Narrow escapes

Yesterday was my second encounter with a cyclone. Fortunately cyclone Nisarga made landfall about 40 kilometers south of earlier predictions, and so missed us by about 80 kilometers. These are enormous disturbances in our atmosphere, so we got rain and high winds all day. But it was the kind of weather we see two or three times every monsoon, so it was not hard to weather. The incident brought back memories of another narrow escape: from typhoon Nangka when I was in Japan five years ago. That was a super typhoon which weakened into a minimal typhoon when it made landfall. The featured photo was taken at Shirasagi-jo, the White Heron Castle in Himeji, a few hours before the landfall. I’m not one to carp at these near misses.

Waiting for typhoon Nangka

The Pacific Ocean has been very active lately. The night I was in transit to Japan, cyclone Chan-hom hit the east coast of China. About a million people had to be evacuated, and there was substantial damage. Now, less than a week later, I’m in Kobe and nervously expecting tropical storm Nangka to hit. At five in the evening I was in Kokoen garden, as the skies opened up for a while. I had my umbrella in my hand, so I managed to reach the pavilion near a pond full of koi without getting wet. The rain is a lovely sight from the balcony of the pavilion. I stood there and watched the koi swim about in the rain. Initialially the rain-drops seemed to confuse the fish, as they kept surfacing thinking that there was food being thrown in. After a while they ignored the rain and swam about just under the surface.
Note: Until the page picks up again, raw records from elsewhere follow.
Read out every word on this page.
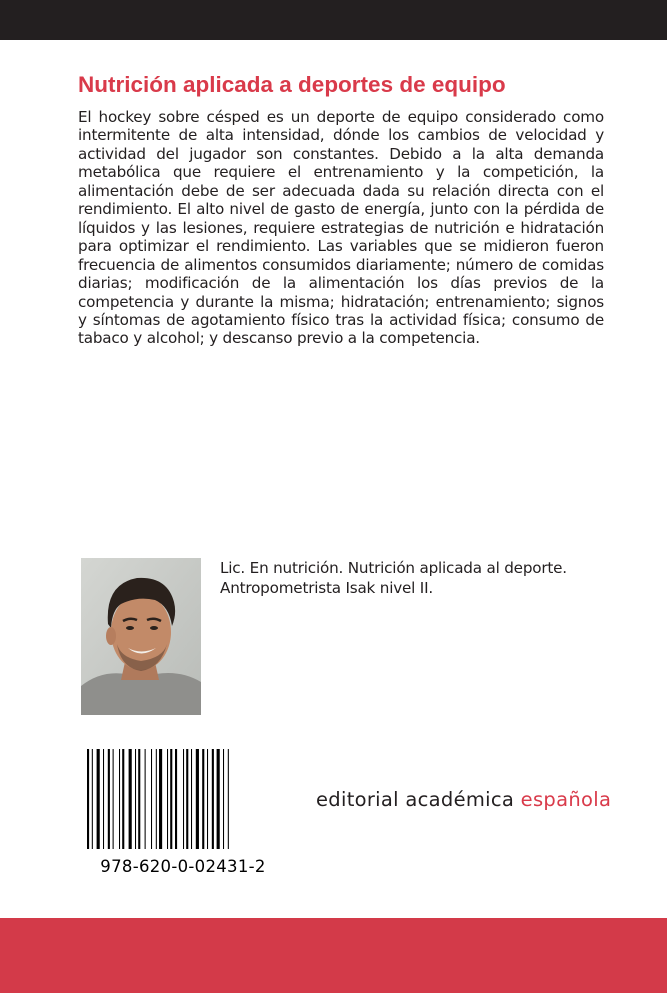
Nutrición aplicada a deportes de equipo
El hockey sobre césped es un deporte de equipo considerado como intermitente de alta intensidad, dónde los cambios de velocidad y actividad del jugador son constantes. Debido a la alta demanda metabólica que requiere el entrenamiento y la competición, la alimentación debe de ser adecuada dada su relación directa con el rendimiento. El alto nivel de gasto de energía, junto con la pérdida de líquidos y las lesiones, requiere estrategias de nutrición e hidratación para optimizar el rendimiento. Las variables que se midieron fueron frecuencia de alimentos consumidos diariamente; número de comidas diarias; modificación de la alimentación los días previos de la competencia y durante la misma; hidratación; entrenamiento; signos y síntomas de agotamiento físico tras la actividad física; consumo de tabaco y alcohol; y descanso previo a la competencia.
Lic. En nutrición. Nutrición aplicada al deporte.
Antropometrista Isak nivel II.
978-620-0-02431-2
editorial académica española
The bus back from Kokoen took quite a bit more than an hour, since there was an accident on the road which caused a major traffic back-up. It dropped me near Sannomiya station in Kobe. Many restaurants in Japan have red lanterns hanging outside: a lit lantern signifies that dinner is available. The wind was gusty, but not very high. The lanterns were swinging about, but safe. It wasn’t hard to find a nice restaurant. I was with friends: the Immersed and the Bear. The Bear ordered an Asahi beer. The Immersed and I shared a warm Sake. There was a variety of food, all very small helpings. We started with a platter of sashimi, my first this time in Japan. Then we went on to order a tonkatsu, and a plate of grilled octopus. The octopus in a sweetish soya sauce was new to all of us, and we liked it. We were still a little peckish, so we ordered a plate of breaded chicken. Quite a nice small dinner.


We went our own ways after dinner. It had stopped raining. I walked back to my hotel by a round-about route. The wind had perhaps picked up a little. The storm is supposed to touch land around four in the morning, a little to the west of Kobe. JR trains are supposed to stop soon. School is off in the Kansai region tomorrow. I will probably not go in to work in the morning, although I guess I’ll take the final call at breakfast. If the city transport system shuts down I could still take a taxi. But if the city thinks travelling is not safe, then it might be silly of me to take a contrary decision. Right now the wind is not very high, although the flags at street corners and snapping merrily in the gusts of wind. I haven’t slept much in the last few days, so I just might turn in early tonight.

Added one day later

Nangka was a fizzle. It turned from a category 2 typhoon into a mere tropical storm the moment it hit land. I and my colleagues were rehearsing the survivor stories we would tell back home, but now all we have to report is a day-long drizzle. Great for Japan, but terrible for a blog!